October 16, 2020
NOTICE TO ALL INTERESTING PARTIES
CLARIFIED STATUS OF CERTAIN DERIVATIVES RELATING TO LIBOR TRANSITION
The Connecticut Insurance Department (CID), in recognition of the transition away from the London Interbank Offered Rate (LIBOR) to Secured Overnight Financing Rate (SOFR) by market participants, including U.S. central clearing counterparties (CCPs), is providing this Notice as guidance to aide in the transition away from LIBOR toward SOFR.
CCPs will revalue existing swap positions by shifting their discounting rate from the Effective Federal Funds Rate (EFFR) to the SOFR using a one-time special valuation cycle that will include issuing basis swaps. The switch in the discounting rate will change each market participant’s risk profile. The purpose of the basis swap is to restore each counterparty’s original risk profile in the swap transaction. Market participants have no control over the distribution of the basis swaps to them. This one-time switch in the discounting rate is expected to occur prior to the end of calendar year 2021.
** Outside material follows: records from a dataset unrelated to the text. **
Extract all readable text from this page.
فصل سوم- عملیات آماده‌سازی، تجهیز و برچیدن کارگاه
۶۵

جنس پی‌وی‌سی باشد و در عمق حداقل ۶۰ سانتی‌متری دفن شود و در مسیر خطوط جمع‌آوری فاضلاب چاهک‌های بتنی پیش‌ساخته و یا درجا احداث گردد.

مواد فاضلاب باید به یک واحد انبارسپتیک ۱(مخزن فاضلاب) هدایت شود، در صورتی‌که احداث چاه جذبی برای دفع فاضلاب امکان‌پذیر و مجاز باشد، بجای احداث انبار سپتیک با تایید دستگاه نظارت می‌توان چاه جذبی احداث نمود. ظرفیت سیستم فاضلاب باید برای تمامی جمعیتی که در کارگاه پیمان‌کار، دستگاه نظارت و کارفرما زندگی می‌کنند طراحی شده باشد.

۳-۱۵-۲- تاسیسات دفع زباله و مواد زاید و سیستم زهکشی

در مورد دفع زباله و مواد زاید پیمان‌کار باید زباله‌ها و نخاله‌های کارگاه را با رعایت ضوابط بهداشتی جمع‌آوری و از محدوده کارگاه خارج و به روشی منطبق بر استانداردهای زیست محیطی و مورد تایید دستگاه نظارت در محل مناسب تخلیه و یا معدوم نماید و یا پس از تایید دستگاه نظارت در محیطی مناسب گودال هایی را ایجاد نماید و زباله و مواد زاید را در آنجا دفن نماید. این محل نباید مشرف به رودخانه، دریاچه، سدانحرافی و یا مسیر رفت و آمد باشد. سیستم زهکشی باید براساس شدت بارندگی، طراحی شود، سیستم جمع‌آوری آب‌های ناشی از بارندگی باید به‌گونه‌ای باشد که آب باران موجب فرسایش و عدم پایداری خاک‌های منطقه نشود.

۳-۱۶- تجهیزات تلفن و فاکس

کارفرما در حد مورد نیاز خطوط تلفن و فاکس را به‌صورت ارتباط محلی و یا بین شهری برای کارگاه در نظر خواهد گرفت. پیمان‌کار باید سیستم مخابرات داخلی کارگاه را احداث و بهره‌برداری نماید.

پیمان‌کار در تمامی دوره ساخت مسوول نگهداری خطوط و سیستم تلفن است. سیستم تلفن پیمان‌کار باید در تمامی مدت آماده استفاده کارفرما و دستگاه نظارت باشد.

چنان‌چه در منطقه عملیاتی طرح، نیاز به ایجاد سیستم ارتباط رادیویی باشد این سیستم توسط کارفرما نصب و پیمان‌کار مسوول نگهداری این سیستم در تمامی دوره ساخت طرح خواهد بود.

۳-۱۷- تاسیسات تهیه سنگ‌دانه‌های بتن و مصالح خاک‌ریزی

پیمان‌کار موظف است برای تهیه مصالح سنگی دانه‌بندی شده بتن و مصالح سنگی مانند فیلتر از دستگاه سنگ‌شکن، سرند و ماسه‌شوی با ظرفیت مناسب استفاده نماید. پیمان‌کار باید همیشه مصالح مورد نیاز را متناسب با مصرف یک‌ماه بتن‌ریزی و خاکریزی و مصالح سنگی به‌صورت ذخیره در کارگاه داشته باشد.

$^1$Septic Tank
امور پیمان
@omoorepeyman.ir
For the purposes of Conn. Gen. Stat. §102(f) and Connecticut Bulletin No. FS-14c-00, any basis swap received by an insurer in connection with a clearing party’s replacement of the discounting rate for cleared swaps from the federal funds effective rate to the secured overnight financing rate (a “CCP Cutover”) shall be deemed an effective hedging transaction notwithstanding any other provision of Conn. Gen. Stat. §102(f), Connecticut Bulletin No. FS-14c-00, or such insurer’s derivatives use plan, so long as the insurer has documented the fact that it has received such basis swap in connection with a CCP Cutover. Such documentation shall be provided to CID upon request. This guidance is applicable for a period not to exceed one (1) year after the date of the “CCP Cutover.”